4) Human Trafficking of Young Girls Persists in India

By: Adam Dubin

Pace International Law Review, Senior Associate

India suffers from high levels of human trafficking, particularly so with regard to the trafficking of women and young girls.  The United States Department of State’s Trafficking in Persons Report 2010 lists India as a second tier watch list country, meaning that it fails to comply with minimum standards put forward by the United States to address protection, prevention and prosecution in relation to combating trafficking.

Recent news articles in India have reported that trafficking in India has taken on a new and more evil form. Young, prepubescent girls, some as young as six months old, are being kidnapped from throughout India and are then brought to two villages in Rajasthan, where they are injected with cattle hormones to hasten the onset of puberty. The girls are then sold to brothels throughout India and the Middle East. 

The hormone injected into these females is called Oxytocin, a growth hormone used by farmers to make vegetables grow faster or given to cattle to increase milk production.
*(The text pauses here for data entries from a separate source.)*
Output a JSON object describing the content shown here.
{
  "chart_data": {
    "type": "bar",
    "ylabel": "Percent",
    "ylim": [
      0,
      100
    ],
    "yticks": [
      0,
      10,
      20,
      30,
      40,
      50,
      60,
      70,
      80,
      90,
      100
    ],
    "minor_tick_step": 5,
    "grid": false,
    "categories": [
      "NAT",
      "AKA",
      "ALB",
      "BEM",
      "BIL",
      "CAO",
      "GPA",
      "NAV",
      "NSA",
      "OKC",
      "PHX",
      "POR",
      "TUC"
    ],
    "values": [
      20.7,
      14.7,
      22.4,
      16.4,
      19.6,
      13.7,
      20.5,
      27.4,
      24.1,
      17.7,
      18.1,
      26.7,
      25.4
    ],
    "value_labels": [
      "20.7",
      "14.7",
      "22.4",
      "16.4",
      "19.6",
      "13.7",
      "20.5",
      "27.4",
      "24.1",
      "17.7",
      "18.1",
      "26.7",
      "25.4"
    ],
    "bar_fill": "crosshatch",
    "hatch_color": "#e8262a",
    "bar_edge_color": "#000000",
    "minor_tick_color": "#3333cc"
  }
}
According to one medical expert, the effect of this drug on children is not only limited to the more rapid onset of puberty, but also more susceptible of feelings of sexual arousal and feelings of trust and love in situations that normally would not provoke such emotions.

Police intervention has been almost nonexistent and village elders have played a primary role in supporting the kidnapping and prostitution of children and women. One elder interviewed by a local newspaper told the reporter “Prostitution is a tradition in our community.” Despite the openness of the prostitution ring, however, police have failed to take any action to combat it. A local police spokesperson told a newspaper that, as of mid-May 2010, no reports had been filed with the police.
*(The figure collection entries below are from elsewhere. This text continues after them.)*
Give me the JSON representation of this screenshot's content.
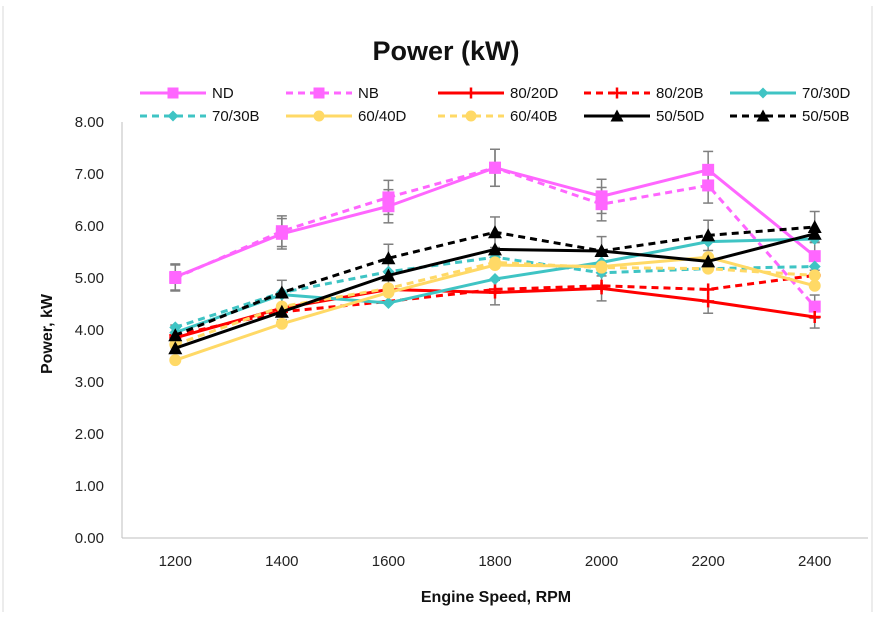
{
  "chart_data": {
    "type": "line",
    "title": "Power (kW)",
    "xlabel": "Engine Speed, RPM",
    "ylabel": "Power, kW",
    "x": [
      1200,
      1400,
      1600,
      1800,
      2000,
      2200,
      2400
    ],
    "x_tick_labels": [
      "1200",
      "1400",
      "1600",
      "1800",
      "2000",
      "2200",
      "2400"
    ],
    "ylim": [
      0,
      8
    ],
    "y_tick_labels": [
      "0.00",
      "1.00",
      "2.00",
      "3.00",
      "4.00",
      "5.00",
      "6.00",
      "7.00",
      "8.00"
    ],
    "grid": false,
    "legend_position": "top",
    "error_bars": true,
    "series": [
      {
        "name": "ND",
        "values": [
          5.02,
          5.85,
          6.38,
          7.12,
          6.57,
          7.08,
          5.42
        ],
        "color": "#ff66ff",
        "dash": "solid",
        "marker": "square"
      },
      {
        "name": "NB",
        "values": [
          5.0,
          5.9,
          6.55,
          7.12,
          6.42,
          6.78,
          4.45
        ],
        "color": "#ff66ff",
        "dash": "dashed",
        "marker": "square"
      },
      {
        "name": "80/20D",
        "values": [
          3.85,
          4.42,
          4.78,
          4.72,
          4.8,
          4.55,
          4.25
        ],
        "color": "#ff0000",
        "dash": "solid",
        "marker": "plus"
      },
      {
        "name": "80/20B",
        "values": [
          3.9,
          4.35,
          4.55,
          4.78,
          4.85,
          4.78,
          5.05
        ],
        "color": "#ff0000",
        "dash": "dashed",
        "marker": "plus"
      },
      {
        "name": "70/30D",
        "values": [
          3.95,
          4.68,
          4.52,
          4.98,
          5.3,
          5.7,
          5.75
        ],
        "color": "#3fc4c4",
        "dash": "solid",
        "marker": "diamond"
      },
      {
        "name": "70/30B",
        "values": [
          4.05,
          4.72,
          5.12,
          5.4,
          5.1,
          5.18,
          5.22
        ],
        "color": "#3fc4c4",
        "dash": "dashed",
        "marker": "diamond"
      },
      {
        "name": "60/40D",
        "values": [
          3.42,
          4.12,
          4.72,
          5.25,
          5.22,
          5.4,
          4.85
        ],
        "color": "#ffd966",
        "dash": "solid",
        "marker": "circle"
      },
      {
        "name": "60/40B",
        "values": [
          3.72,
          4.45,
          4.8,
          5.3,
          5.2,
          5.18,
          5.05
        ],
        "color": "#ffd966",
        "dash": "dashed",
        "marker": "circle"
      },
      {
        "name": "50/50D",
        "values": [
          3.65,
          4.35,
          5.05,
          5.55,
          5.52,
          5.32,
          5.85
        ],
        "color": "#000000",
        "dash": "solid",
        "marker": "triangle"
      },
      {
        "name": "50/50B",
        "values": [
          3.9,
          4.72,
          5.38,
          5.88,
          5.52,
          5.82,
          5.98
        ],
        "color": "#000000",
        "dash": "dashed",
        "marker": "triangle"
      }
    ]
  }
}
India has laws in place to deal with human trafficking, but the poor implementation of the laws renders them ineffective.  Apart from the Indian Penal Code, the primary laws targeted specifically to combat trafficking include the Immoral Traffic (Prevention) Act and the Suppression of Immoral Traffic Act.  However, high levels of police corruption, including the accepting of bribes and sex from traffickers, and in many cases police complicity in the businesses, prevents any real gains in the fight against trafficking.